Here is introduced a core mechanic to keep tract of what is going on: the Conspyramid. This tracks the layers of your conspiracy - people, groups, and their specific aims, as well as how each is linked to the others - and provides a structure through which investigating agents can move as they discover what is going on, peeling back the layers as their investigation proceeds. Leaving the structure relatively open allows for future developments: ideas may strike long after the game has begun, but this process facilitates incorporating them - and even theories that the players come up with that are just to good to ignore - during play. It can also provide a loose 'road-map' for your campaign, if you imagine it proceeding from lower levels right up to the kingpin at the top. It's a brilliant concept, and worth considering for any conspiracy-based game, vampires and spies or not.

Next, Cities. Spies are urban animals, and Europe in particular provides a rich array of cities in which they can ply their art and have their being. This chapter provides a wealth of advice as to how to develop your spin on real-world cities to make them a part of your adventures and the shared world of the alternate reality of this game. Although the focus is on Europe, the concepts apply just as well to wherever you decide to set your game, perhaps your conspiracy is a global one and the characters likewise will have to span the world as they investigate and ultimately destroy it. This section also includes organisations, criminal and spy agency alike, which may feature as opposition or allies. Local law enforcement, after all, are unlikely to take kindly to runners-and-gunners who seek to excuse that heavily-armed chase through the crowded city centre by explaining that they were chasing a vampire...

Several 'quick-and-dirty' city descriptions, and one (Marseilles) detailed extensively, are followed by a section on Stories, explaining the general nature of what might well go on in the game - the various approaches that the characters can take in their investigations, and the strategies that the conspiracy will employ to thwart them. It won't be long, after all, before the conspiracy becomes aware of the agents and decides that it might be best to deal with them before they become too much of a problem!

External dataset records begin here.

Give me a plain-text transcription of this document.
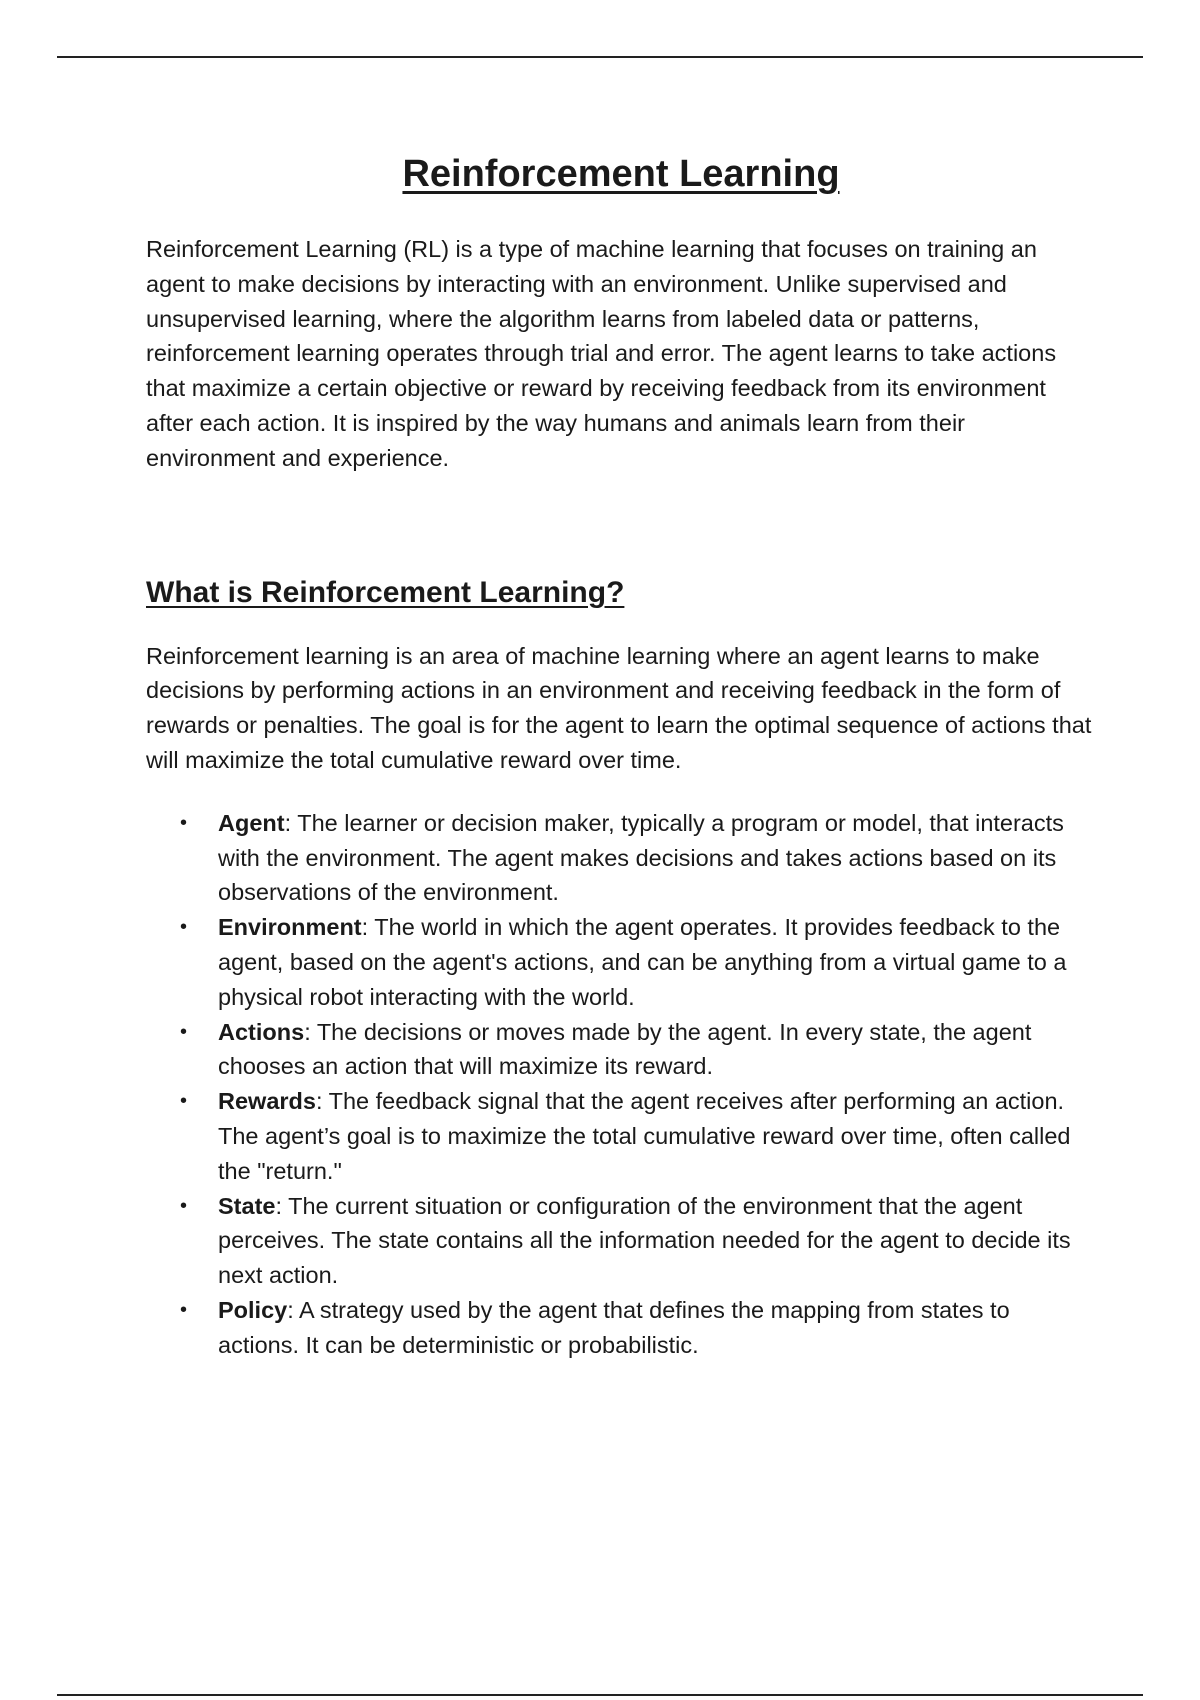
Reinforcement Learning

Reinforcement Learning (RL) is a type of machine learning that focuses on training an agent to make decisions by interacting with an environment. Unlike supervised and unsupervised learning, where the algorithm learns from labeled data or patterns, reinforcement learning operates through trial and error. The agent learns to take actions that maximize a certain objective or reward by receiving feedback from its environment after each action. It is inspired by the way humans and animals learn from their environment and experience.

What is Reinforcement Learning?

Reinforcement learning is an area of machine learning where an agent learns to make decisions by performing actions in an environment and receiving feedback in the form of rewards or penalties. The goal is for the agent to learn the optimal sequence of actions that will maximize the total cumulative reward over time.

• Agent: The learner or decision maker, typically a program or model, that interacts with the environment. The agent makes decisions and takes actions based on its observations of the environment.
• Environment: The world in which the agent operates. It provides feedback to the agent, based on the agent's actions, and can be anything from a virtual game to a physical robot interacting with the world.
• Actions: The decisions or moves made by the agent. In every state, the agent chooses an action that will maximize its reward.
• Rewards: The feedback signal that the agent receives after performing an action. The agent’s goal is to maximize the total cumulative reward over time, often called the "return."
• State: The current situation or configuration of the environment that the agent perceives. The state contains all the information needed for the agent to decide its next action.
• Policy: A strategy used by the agent that defines the mapping from states to actions. It can be deterministic or probabilistic.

There is a wealth of advice here not just on the stories to tell, but how to go about ensuring that the shared story is told to best effect given the style and flavour you have chosen for your game.

Finally, an introductory adventure is presented in all its glory. (S)entries will sweep agents into the heart of affairs from the outset, whilst introducing itself as a simple task that any freelance 'mercenary spy' might expect to be hired to perform. Be warned, though, whilst quite detailed as to what is going on and what the characters should be able to discover, this - like the whole game - requires preparation, it cannot just be picked up, read once, and played. The work put in will repay the effort, however, the potential to start your campaign in high epic thriller style is there from the outset.

This product makes the most of the GUMSHOE mechanic, incorporating it well into spy thriller mode and giving you all the tools you need to set up conspiracies for agents to investigate and destroy. Although the idea of vampires being behind it all is presented as an integral part of the game, if you prefer a different form of conspiracy (fans of Jason Bourne, or those who are convinced that all manner of plots are hatched in Davos, may step forwards here) it will work perfectly without fangs and a thirst for blood. If you do like vampires, this game is a delightful twist on other games involving them, a whole new set of stories to tell.